Building an MCP server for Godot: lessons from week one

Whole-project analysis, debug interpretation, and the parts I got wrong.

I've been building an MCP server that gives Claude meaningful access to a Godot project — not just file reading, but actual semantic understanding of scenes, signals, and the runtime debug output. Week one is done. Here's what I learned.

The naive approach fails fast

My first version exposed three tools: read_scene, list_scripts, and get_debug_output. Claude could now see things, but it couldn't reason about them, because Godot scenes are graphs and I was handing them over as flat text.

A scene file looks like XML-flavored INI. Nodes reference each other by relative path. Signals connect across hierarchy. If you give Claude the raw file, it can read the words but not the relationships.

The fix: a scene-graph tool

I added a describe_scene tool that returns a structured representation:

{
  "root": "Player",
  "type": "CharacterBody2D",
  "children": [
    { "name": "Sprite", "type": "AnimatedSprite2D" },
    { "name": "Hitbox", "type": "Area2D" }
  ],
  "scripts": ["res://player.gd"],
  "signals_out": [
    { "from": "Hitbox", "signal": "body_entered", "to": "Player.on_hit" }
  ]
}

Now Claude can answer "where does Player's hit detection happen" without reading three files. It just asks the tool.

What I got wrong

I assumed debug output was a stream. It is — but Godot's print system interleaves stderr, stdout, and the engine's own messages, and timestamps aren't always present. My first parser silently dropped half the output because it didn't match my expected format.

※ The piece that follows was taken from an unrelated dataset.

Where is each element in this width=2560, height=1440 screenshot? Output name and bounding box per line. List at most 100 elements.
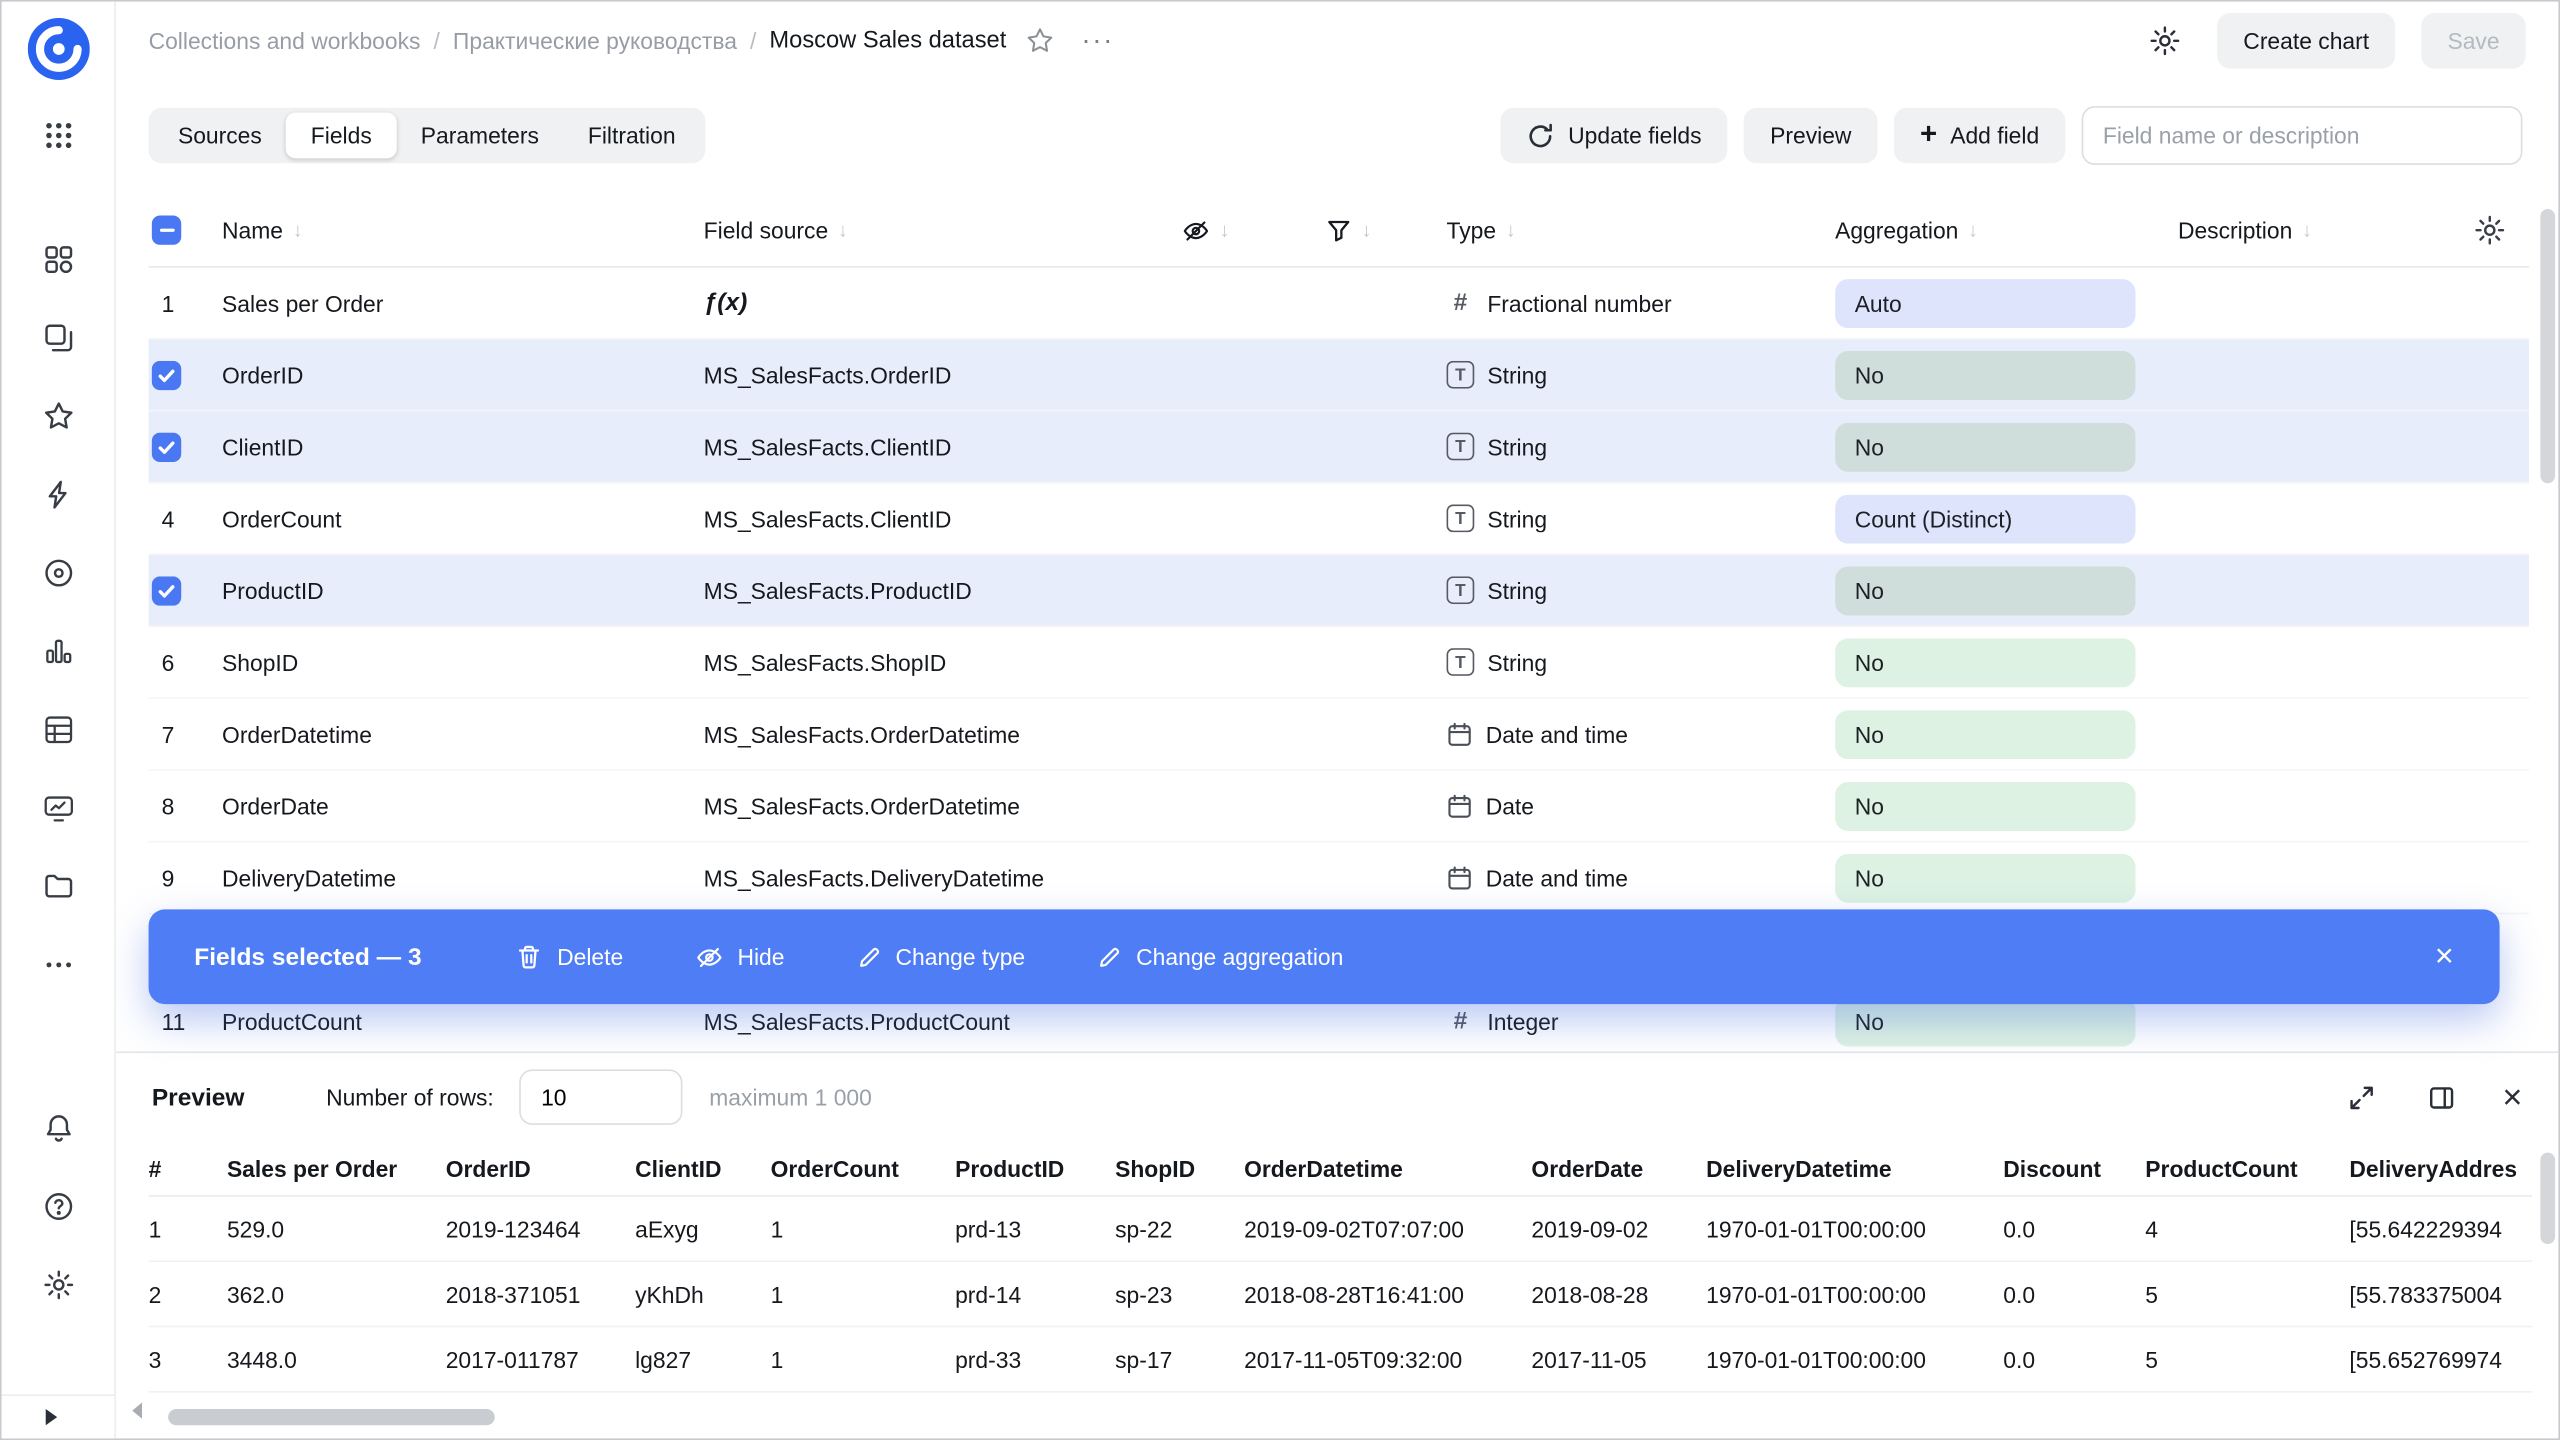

The fix was embarrassingly mundane: capture everything, tag the source, hand the agent unfiltered output with a flag. Stop trying to be clever about what matters.

Coming next

Animation graph traversal, profiler output as structured data, and a tool for asking "what would change if I renamed this signal." The animation piece is genuinely hard — I'll write it up when it works.